Defense tells 'the rest of the story'
There was a stark contrast between the first defense opening statement and the following two. Murad Mohhamad, who had tried to quit as the attorney for Mohamed Farah last week, was the first of the defense lawyers to address the jury.
His remarks were only a few minutes long and seemed to reflect the rift between lawyer and client. Farah’s family complained that Murad Mohhamad had not been making much of an effort, and that was the impression left by his opening remarks, that consisted mainly that jurors were going to hear “the rest of the story.”
Bruce Nestor, attorney for Abdirahman Daud, and Glenn Bruder, representing Guled Omar, both spoke passionately about their clients at great length, both arguing that the men had been pulled into and set up by a paid government informant.
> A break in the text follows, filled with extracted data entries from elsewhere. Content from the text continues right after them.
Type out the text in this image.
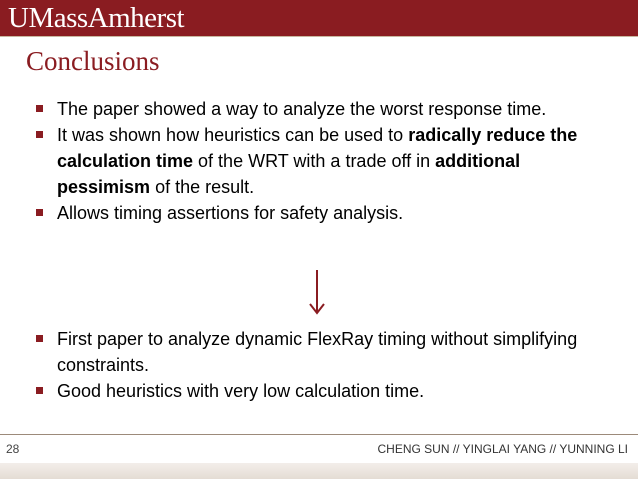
UMassAmherst
Conclusions
The paper showed a way to analyze the worst response time.
It was shown how heuristics can be used to radically reduce the calculation time of the WRT with a trade off in additional pessimism of the result.
Allows timing assertions for safety analysis.
First paper to analyze dynamic FlexRay timing without simplifying constraints.
Good heuristics with very low calculation time.
28	CHENG SUN // YINGLAI YANG // YUNNING LI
Nestor said the informant, who was being investigated as well and had four cousins who’d already joined ISIL in Syria, was driven by the mindset of “you gotta get other people into trouble…you gotta get other people into the plots that you were involved in.”
He also said the informant was highly motivated by the ore than $100,000 they allege he earned for his role.
“You’ll have to determine if a person being paid by the FBI to avoid being punished for his own crimes is telling the truth or just trying to save his own skin,” Nestor told the panel.
Nestor admitted that the jurors will find some of the things Daud was recorded saying as “shocking, offensive and repugnant,” but that the freedom to have thoughts and opinions is the bedrock upon which this nation was founded.
He admits that Daud drove to San Diego as part of a plot to get fake passports to travel to Syria, but that he “did not have murder on his mind” and “did not conspire or plot or plan to commit murder abroad.”
Glenn Bruder’s defended Guled Omar much the same way, claiming Omar was pulled into the plot by that same paid informant, who he called “an ISIS sympathiser who was trying to avoid prosecution while enriching himself at the government’s expense.”
Bruder said the informant was a persistent salesman pushing the men to travel to Syria to join ISIS, motivated by the money he was getting. Bruder says Omar repeatedly - at least five times - refuted the man’s pushes to join ISIS.
The trial is expected to last several weeks. The jury pool is evenly split along gender lines: eight men and eight women. But there are no minorities on the panel. All the jurors, selected out of a total pool of 101 potential jurors, are Caucasian.